Africans suffer depression, we don’t just pay attention to it and we have our ways of dealing with it, but at some point I couldn’t deal…To those who say they want my life, I smile and ask them “can you wear my shoes?” You can’t go about wishing you were someone when you don’t know what they went through to get to where they are…or what they’re currently going through…
Who no go no know.

PS: This short story isn’t for you guys to feel sorry for me. It’s for you to know that I have been broken in pieces before.

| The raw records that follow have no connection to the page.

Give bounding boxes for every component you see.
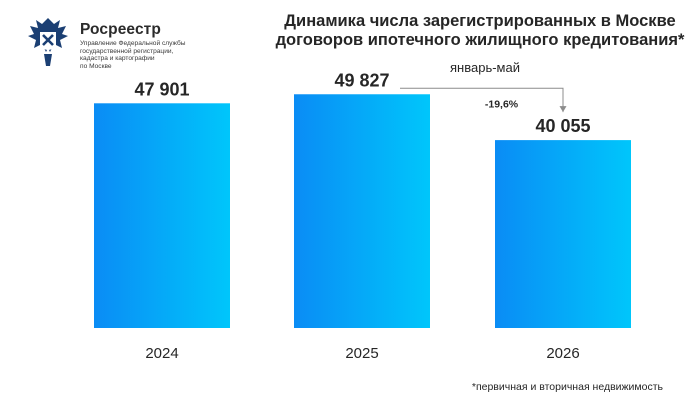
change-connector-line: [400, 87, 564, 113]
value-label-2025: 49 827: [334, 70, 389, 90]
rosreestr-emblem-icon: [28, 18, 68, 66]
bar-2025: [294, 94, 430, 328]
bar-2024: [94, 103, 230, 328]
bar-2026: [495, 140, 631, 328]
category-label-2024: 2024: [145, 345, 178, 362]
org-subtitle: Управление Федеральной службы государств…: [80, 40, 186, 70]
change-percent-label: -19,6%: [485, 98, 519, 110]
arrow-down-icon: [559, 106, 567, 113]
org-name: Росреестр: [80, 21, 161, 38]
value-label-2024: 47 901: [134, 79, 189, 99]
category-label-2026: 2026: [546, 345, 579, 362]
footnote: *первичная и вторичная недвижимость: [471, 381, 663, 393]
chart-title: Динамика числа зарегистрированных в Моск…: [275, 12, 685, 49]
chart-subtitle: январь-май: [450, 60, 520, 75]
value-label-2026: 40 055: [535, 116, 590, 136]
category-label-2025: 2025: [345, 345, 378, 362]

But like a Phoenix…I rise …

Who ever this inspires…

img_5831

 

Back to the recipe. This is a very simple stew with the major seasoning as ogiri/ogili okpei. I’m a firm believer and a lover of all things okpei. Okpei is a local and natural Nigerian seasoning. A little of it goes a very long way.

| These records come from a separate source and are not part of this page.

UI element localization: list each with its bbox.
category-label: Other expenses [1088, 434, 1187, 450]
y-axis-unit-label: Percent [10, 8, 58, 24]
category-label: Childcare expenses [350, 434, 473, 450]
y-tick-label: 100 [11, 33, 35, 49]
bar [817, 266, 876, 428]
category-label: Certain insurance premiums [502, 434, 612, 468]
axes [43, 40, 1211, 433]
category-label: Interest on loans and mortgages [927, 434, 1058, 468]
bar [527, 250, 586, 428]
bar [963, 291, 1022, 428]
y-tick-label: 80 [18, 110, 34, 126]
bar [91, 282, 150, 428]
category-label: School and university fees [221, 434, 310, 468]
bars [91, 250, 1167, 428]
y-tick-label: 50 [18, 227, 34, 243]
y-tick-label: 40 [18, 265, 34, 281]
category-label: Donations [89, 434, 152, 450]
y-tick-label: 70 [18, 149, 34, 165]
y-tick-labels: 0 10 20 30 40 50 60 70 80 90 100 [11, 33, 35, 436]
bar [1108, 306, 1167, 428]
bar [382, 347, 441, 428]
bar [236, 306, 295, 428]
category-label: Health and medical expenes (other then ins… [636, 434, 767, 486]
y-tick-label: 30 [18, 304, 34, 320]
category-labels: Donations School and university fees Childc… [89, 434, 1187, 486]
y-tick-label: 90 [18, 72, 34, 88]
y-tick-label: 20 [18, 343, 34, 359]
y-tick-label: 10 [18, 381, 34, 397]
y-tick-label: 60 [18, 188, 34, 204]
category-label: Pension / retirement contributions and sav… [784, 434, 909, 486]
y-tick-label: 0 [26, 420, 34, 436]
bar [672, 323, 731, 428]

img_4428-2If you use iru or dawa dawa,  it’s kind of like the same concept, but it’s flavor is much intense; especially when toasted before use.

I’m a believer in local recipes and this stew is one of my most recipes enjoyed at home.

It’s time to cook…

 

Green Tomato and Scent Leaf Stew
 
Prep time

Cook time

Total time

 

Author:
Serves: 9

Ingredients
  • 1½lb cooked chicken or any meat
  • 8 plum green tomatoes
  • 3 Ose Nsukka(habanero)
  • 1 red bell pepper(tatase)(optional)
  • 1½ small onion
  • 3 small garlic cloves(optional)
  • ½-1 piece ogili okpei(use cray fish as a substitute)
  • 1 handful scent leaf(sliced)(use basil as a substitute)
  • 1 cooking spoon palm oil
  • ¼ cup cooking oil
  • 2½ cups meat stock
  • bouillon(optional)
  • salt(optional)

Instructions
  1. Blend the tomatoes, garlic, bell pepper, Ose and 1 onion and pour through a fine mesh sieve to drain out the excess water.
  2. Meanwhile, thinly slice the onion and set aside; then slightly toast the ogili on an open flame just until you can smell it a little(do not burn). Or you can toast it in an empty pot. Just place the pot over medium heat, place the ogili into the pot and toss a few times until you can smell it a little. You could also skip this step…
  3. Heat the palm oil until very hot; then add the other oil and the onion. Sauté until the onion is translucent; then add the ogili(or crayfish if using) and fry it for a few minutes. Add the tomato blend and stir to combine with the oil. Add the meat stock(make sure you eye ball how much water you use) and cover with a lid to cook. Once the oil begins to seep to the top of the stew, add the cooked chicken and cook until the oil has floated to the top. Add the scent leaves and cook for another 3 minutes before serving with any side.